As I explained in above comment we need to separate disallow case and X(set nothing).
so I use that fields.
code : https://github.com/yangbongsoo/java-html-sanitizer/commit/db03df04eb87e335b50fbeaa927cb5be37918750
if (q != null) {
p = p.and(q);
b.put(elName, p);
} else {
if (f.policies.isEmpty()) {
boolean isNotMatchingDisallowElement = true;
for (String eachDisallowElement : f.disallowElementsName) {
if (elName.equals(eachDisallowElement)) {
isNotMatchingDisallowElement = false;
break;
}
}
if (isNotMatchingDisallowElement || f.isNotCalledAllowElementsMethod) {
p = p.andGlobals(f.globalAttrPolicies);
b.put(elName, p);
}
} else {
// Mix in any globals that are not already taken into account in this.
p = p.andGlobals(f.globalAttrPolicies);
b.put(elName, p);
}
}
3. allowUrlProtocols disallowUrlProtocols case
in below test code, I set allowUrlprotocols(allow) to newPolicy only.
// beforePolicy : X
// newPolicy : allow
@Test
public void testAllowUrlProtocol2() {
PolicyFactory beforePolicy = new HtmlPolicyBuilder()
.allowElements("a")
.allowAttributes("href")
.onElements("a")
.toFactory();
String input = "<a href='http://example.com'>Hi</a>";
assertEquals("Hi", beforePolicy.sanitize(input));
PolicyFactory newPolicy = new HtmlPolicyBuilder()
.allowElements("a")
.allowAttributes("href")
.onElements("a")
.allowUrlProtocols("http")
.toFactory();
PolicyFactory afterPolicy = beforePolicy.and(newPolicy);
assertEquals("Hi", afterPolicy.sanitize(input));
}
so in JoinedAttributePolicy, we had two polices(FilterUrlByProtocolAttributePolicy).
the problem is here. in for loop, first AttributePolicy doesn't have allowed protocols. so value is null. and because value is null we break loop(even if next AttributePolicy has allowed protocols).
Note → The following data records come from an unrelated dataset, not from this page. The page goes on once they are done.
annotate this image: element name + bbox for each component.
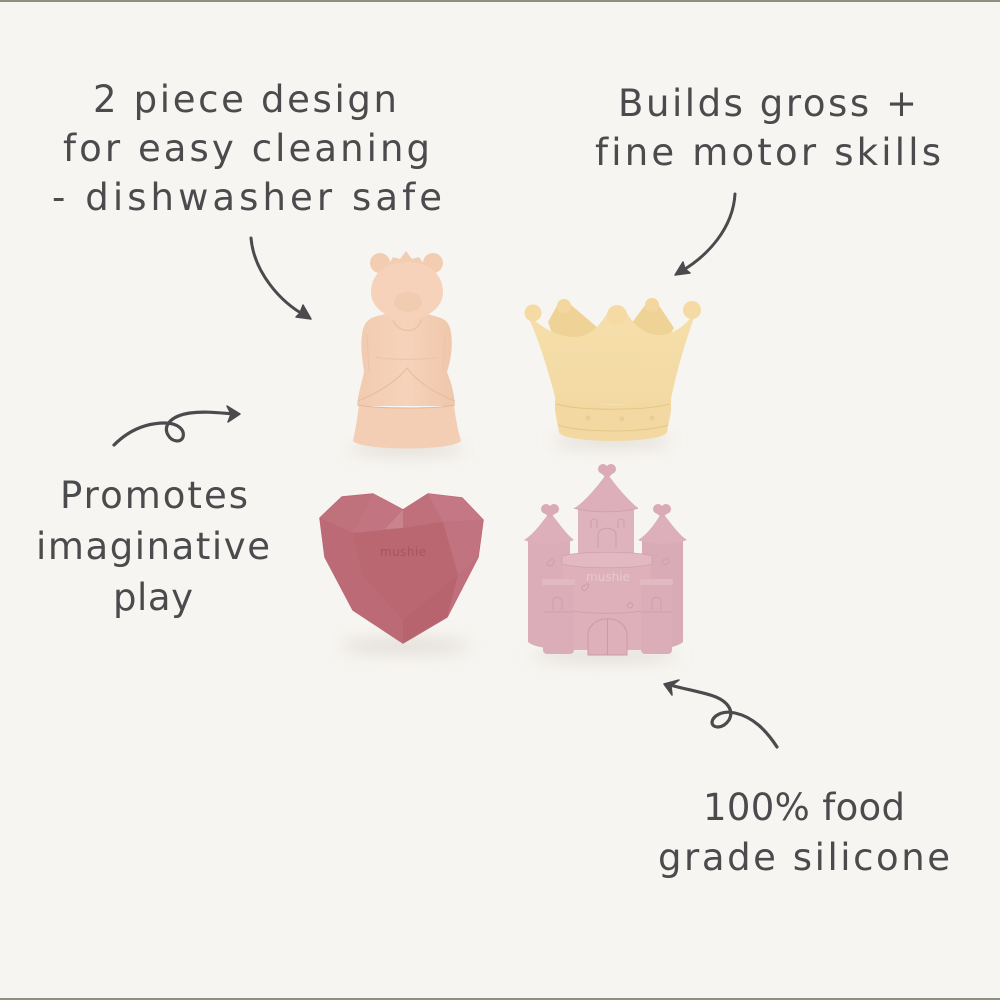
heart logo: mushie <box>380 545 426 559</box>
text: 100% food grade silicone <box>658 786 950 879</box>
castle door <box>588 619 627 655</box>
arrow: to bear <box>251 238 311 319</box>
heart outline <box>320 494 483 643</box>
text: 2 piece design for easy cleaning - dishwasher safe <box>52 78 442 219</box>
toy: faceted heart <box>320 494 483 653</box>
text: 100% food grade silicone: 100% food <box>703 786 905 829</box>
text: 2 piece design for easy cleaning - dishwasher safe: 2 piece design <box>93 78 397 121</box>
crown band <box>555 399 671 441</box>
text: 2 piece design for easy cleaning - dishwasher safe: - dishwasher safe <box>52 176 442 219</box>
bear base <box>353 405 461 448</box>
crown front <box>527 310 696 404</box>
castle front turrets <box>543 580 574 654</box>
text: builds gross + fine motor skills <box>595 82 941 174</box>
heart facets <box>353 494 403 533</box>
text: promotes imaginative play: play <box>113 576 193 619</box>
castle logo: mushie <box>586 570 630 584</box>
text: 100% food grade silicone: grade silicone <box>658 836 950 879</box>
bear dress <box>357 312 455 406</box>
text: 2 piece design for easy cleaning - dishwasher safe: for easy cleaning <box>63 127 430 170</box>
castle windows and hearts <box>547 519 669 610</box>
castle main keep <box>563 560 651 650</box>
crown back points <box>548 304 674 345</box>
text: builds gross + fine motor skills: Builds gross + <box>618 82 917 125</box>
text: promotes imaginative play <box>36 474 270 619</box>
toy: princess bear <box>349 251 465 455</box>
arrow: looped to toys from promotes <box>114 406 240 445</box>
castle heart finials <box>541 464 671 518</box>
castle central tower <box>578 505 634 560</box>
text: promotes imaginative play: Promotes <box>60 474 248 517</box>
castle side towers <box>528 538 570 648</box>
arrow: to crown <box>675 194 735 275</box>
text: builds gross + fine motor skills: fine motor skills <box>595 131 941 174</box>
text: promotes imaginative play: imaginative <box>36 525 270 568</box>
arrow: looped to castle from silicone <box>664 680 777 747</box>
bear head <box>371 262 443 319</box>
toy: castle <box>524 464 687 662</box>
bear ears and tiara <box>370 251 443 273</box>
toy: crown <box>524 298 701 447</box>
public @Nullable String apply(
String elementName, String attributeName, @Nullable String rawValue) {
String value = rawValue;
for (AttributePolicy p : policies) {
if (value == null) { break; }
value = p.apply(elementName, attributeName, value);
}
return value;
}
@mikesamuel
I think that in a = AttributePolicy.Util.join(a, b) logic, we should combine protocols.
but I am not sure we have to change that codes. I need your opinion.
// a is FilterUrlByProtocolAttributePolicy(protocols 0)
AttributePolicy a = e.getValue();
// b is FilterUrlByProtocolAttributePolicy(protocols 1)
AttributePolicy b = q.attrPolicies.get(attrName);
if (b != null) {
a = AttributePolicy.Util.join(a, b);
}
joinedAttrPolicies.put(attrName, a);
Sorry for the delay:
I think that in a = AttributePolicy.Util.join(a, b) logic, we should combine protocols.
Hmm. I wonder whether we could define
interface JoinableAttributePolicy {
/** Null if this does not know how to join with other; otherwise the joined policy. */
AttributePolicy tryJoinWith(JoinableAttributePolicy other);
}
so that AttributePolicy.Util.Join could try to let policies join themselves, and policies that wrap other policies could try to join the policy they wrap.
If I add tryJoinWith method likes below interface in AttributePolicy, StylingPolicy will affect.
/** An attribute policy that is joinable. */
static interface JoinableAttributePolicy extends AttributePolicy, Joinable<JoinableAttributePolicy> {
// Parameterized Appropriately.
/** Null if this does not know how to join with other; otherwise the joined policy. */
AttributePolicy tryJoinWith(JoinableAttributePolicy other);
}
give me a time. I should analyze StylingPolicy at first.